For track use you want something a little lighter, lower and with better brakes. More power would be helpful but its more important that the bike has a good balance. On my one and only motorcycle track day I used my Triumph Street Triple 765 RS.

The Street Triple is a beautiful looking machine. It sounds good too. For that day on that track I felt amazing. Man and machine in perfect harmony. Whilst out on track I couldn’t have been happier. I could have run on and on for hours more.

My only concern was how much it would cost if I crashed it. The 765 RS is a ten grand bike and you aren’t insured on track.

I eventually sold the Street Triple because it was too focussed, too hardcore for the road. I didn’t find it comfortable in terms of the ride and riding position. In certain circumstances it was absolutely amazing but for more than fast road riding or track time it was too narrow in scope for me.

After the track day I went on a completely different kind of motorcycle experience day. I attended an off-road school. It was the Yamaha off-road school in Mid-Wales.

These bikes aren’t sleek and low and powerful. They are tall and narrow and run comparatively small engines with just a single cylinder, a handful of horsepower and knobbly tyres.

And they’re an absolute hoot to ride.

You still have to wear specialist clothing such as boots, helmets, gloves and suits, all of which you can buy from 24mx. The gear all has a purpose. Motocross boots are rigid and prevent you damaging your foot in one of your frequent spills. The clothing also needs to protect you from the elements because motocross riding is messy and muddy and wet.

The fun in motocross comes from the type of roads, trails and tracks you ride on. I’d never ridden off road before but by mid-morning was riding my 250cc beast around a forestry track that was so churned up it looked impossible to walk over, never mind ride a bike through.

You stand on the pegs and mostly ride at low speed, using extremely fine throttle, brake and clutch control. The bike’s front wheel is narrow and tall and spoked for strength. You can aim it at impossibly steep inclines and the smaller, fatter rear wheel will drive it forwards.

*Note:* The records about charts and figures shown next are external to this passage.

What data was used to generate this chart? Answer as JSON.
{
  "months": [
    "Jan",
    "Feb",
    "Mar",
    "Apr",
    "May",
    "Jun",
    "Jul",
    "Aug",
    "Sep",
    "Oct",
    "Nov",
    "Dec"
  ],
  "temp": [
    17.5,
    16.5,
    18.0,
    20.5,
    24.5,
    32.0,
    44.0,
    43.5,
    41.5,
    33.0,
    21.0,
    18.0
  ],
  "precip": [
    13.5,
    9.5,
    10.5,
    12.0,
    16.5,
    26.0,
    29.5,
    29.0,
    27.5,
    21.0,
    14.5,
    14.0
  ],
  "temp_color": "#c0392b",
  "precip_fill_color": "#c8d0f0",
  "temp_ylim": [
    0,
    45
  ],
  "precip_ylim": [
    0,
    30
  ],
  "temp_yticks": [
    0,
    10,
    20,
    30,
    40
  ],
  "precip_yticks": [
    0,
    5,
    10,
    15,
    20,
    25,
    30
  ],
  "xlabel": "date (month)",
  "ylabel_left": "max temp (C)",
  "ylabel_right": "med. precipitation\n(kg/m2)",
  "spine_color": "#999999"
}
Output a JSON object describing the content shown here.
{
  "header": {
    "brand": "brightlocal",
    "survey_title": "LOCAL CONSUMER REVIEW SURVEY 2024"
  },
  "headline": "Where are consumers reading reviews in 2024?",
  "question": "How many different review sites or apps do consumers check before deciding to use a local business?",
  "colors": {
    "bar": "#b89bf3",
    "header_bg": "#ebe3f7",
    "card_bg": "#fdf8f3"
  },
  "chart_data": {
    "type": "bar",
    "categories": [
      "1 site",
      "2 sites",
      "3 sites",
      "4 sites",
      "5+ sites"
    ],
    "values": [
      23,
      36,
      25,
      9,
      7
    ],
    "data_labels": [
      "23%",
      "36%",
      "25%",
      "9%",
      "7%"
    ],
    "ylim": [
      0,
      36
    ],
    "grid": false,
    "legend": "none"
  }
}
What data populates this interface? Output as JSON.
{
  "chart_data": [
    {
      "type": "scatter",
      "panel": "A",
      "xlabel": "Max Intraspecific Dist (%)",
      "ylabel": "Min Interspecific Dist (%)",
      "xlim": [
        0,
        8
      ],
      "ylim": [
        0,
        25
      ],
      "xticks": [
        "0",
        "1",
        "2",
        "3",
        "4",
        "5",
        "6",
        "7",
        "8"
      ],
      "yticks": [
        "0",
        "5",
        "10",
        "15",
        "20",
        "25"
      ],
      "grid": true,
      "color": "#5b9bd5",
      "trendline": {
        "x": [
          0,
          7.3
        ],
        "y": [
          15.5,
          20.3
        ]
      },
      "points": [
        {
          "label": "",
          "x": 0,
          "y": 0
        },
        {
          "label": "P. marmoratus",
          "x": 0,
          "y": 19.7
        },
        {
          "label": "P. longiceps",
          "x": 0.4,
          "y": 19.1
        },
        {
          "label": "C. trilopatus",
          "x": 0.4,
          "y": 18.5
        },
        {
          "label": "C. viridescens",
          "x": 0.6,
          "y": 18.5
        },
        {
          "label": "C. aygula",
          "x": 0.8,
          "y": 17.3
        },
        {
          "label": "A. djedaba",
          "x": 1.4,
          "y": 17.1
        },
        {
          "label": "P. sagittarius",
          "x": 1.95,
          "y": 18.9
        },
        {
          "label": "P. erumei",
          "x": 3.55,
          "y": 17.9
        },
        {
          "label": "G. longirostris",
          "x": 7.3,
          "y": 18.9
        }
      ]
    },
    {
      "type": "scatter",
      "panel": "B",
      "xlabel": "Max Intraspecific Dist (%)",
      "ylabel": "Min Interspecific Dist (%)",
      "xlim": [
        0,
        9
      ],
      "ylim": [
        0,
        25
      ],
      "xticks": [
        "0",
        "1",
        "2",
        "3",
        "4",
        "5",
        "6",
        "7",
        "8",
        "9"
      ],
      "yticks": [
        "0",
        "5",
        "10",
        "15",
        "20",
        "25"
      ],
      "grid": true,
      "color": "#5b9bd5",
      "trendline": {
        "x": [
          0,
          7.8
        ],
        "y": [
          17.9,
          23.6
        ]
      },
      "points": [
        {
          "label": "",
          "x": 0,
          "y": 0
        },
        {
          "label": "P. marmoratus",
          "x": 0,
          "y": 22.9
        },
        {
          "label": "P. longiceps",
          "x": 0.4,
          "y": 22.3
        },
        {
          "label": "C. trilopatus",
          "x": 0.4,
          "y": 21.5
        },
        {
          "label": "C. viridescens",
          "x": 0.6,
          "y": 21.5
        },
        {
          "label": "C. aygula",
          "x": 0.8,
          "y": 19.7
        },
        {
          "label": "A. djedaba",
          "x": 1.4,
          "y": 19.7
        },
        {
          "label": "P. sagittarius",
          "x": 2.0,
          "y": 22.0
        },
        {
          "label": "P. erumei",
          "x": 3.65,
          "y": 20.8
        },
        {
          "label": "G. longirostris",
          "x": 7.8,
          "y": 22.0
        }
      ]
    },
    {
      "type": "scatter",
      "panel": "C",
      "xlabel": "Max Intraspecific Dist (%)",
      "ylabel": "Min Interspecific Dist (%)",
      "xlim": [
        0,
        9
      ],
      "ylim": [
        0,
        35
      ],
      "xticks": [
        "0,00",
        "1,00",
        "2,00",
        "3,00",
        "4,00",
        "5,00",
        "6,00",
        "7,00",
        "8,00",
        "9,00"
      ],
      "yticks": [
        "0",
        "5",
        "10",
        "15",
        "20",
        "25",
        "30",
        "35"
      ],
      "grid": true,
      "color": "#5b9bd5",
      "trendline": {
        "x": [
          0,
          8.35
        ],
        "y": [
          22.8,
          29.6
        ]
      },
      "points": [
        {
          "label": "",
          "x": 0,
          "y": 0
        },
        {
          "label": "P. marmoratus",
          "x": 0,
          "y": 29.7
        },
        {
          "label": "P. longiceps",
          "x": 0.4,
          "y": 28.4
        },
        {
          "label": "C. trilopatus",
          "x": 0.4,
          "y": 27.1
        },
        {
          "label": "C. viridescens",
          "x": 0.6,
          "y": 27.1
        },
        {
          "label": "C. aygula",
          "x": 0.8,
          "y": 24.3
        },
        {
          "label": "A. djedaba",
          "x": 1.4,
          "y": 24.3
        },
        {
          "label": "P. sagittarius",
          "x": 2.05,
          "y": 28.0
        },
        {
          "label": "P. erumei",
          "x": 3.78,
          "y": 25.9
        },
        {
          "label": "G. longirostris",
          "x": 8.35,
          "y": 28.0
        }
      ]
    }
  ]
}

Unlike on a track bike if you do crash a motocross bike it will probably be at low speed and the likely damage will be minimal. In fact it would be amazing if you didn’t crash on your first few tries at it. You’ll pick yourself up, analyse what you did and try not to do it again.

Motocross is so much fun that were I to buy another bike I’d seriously consider one over a track focussed bike. You can buy motocross bikes for the road so that as long as your nearest green lane or off road track is not too far (they’re not very comfortable on a long journey) you could ride there.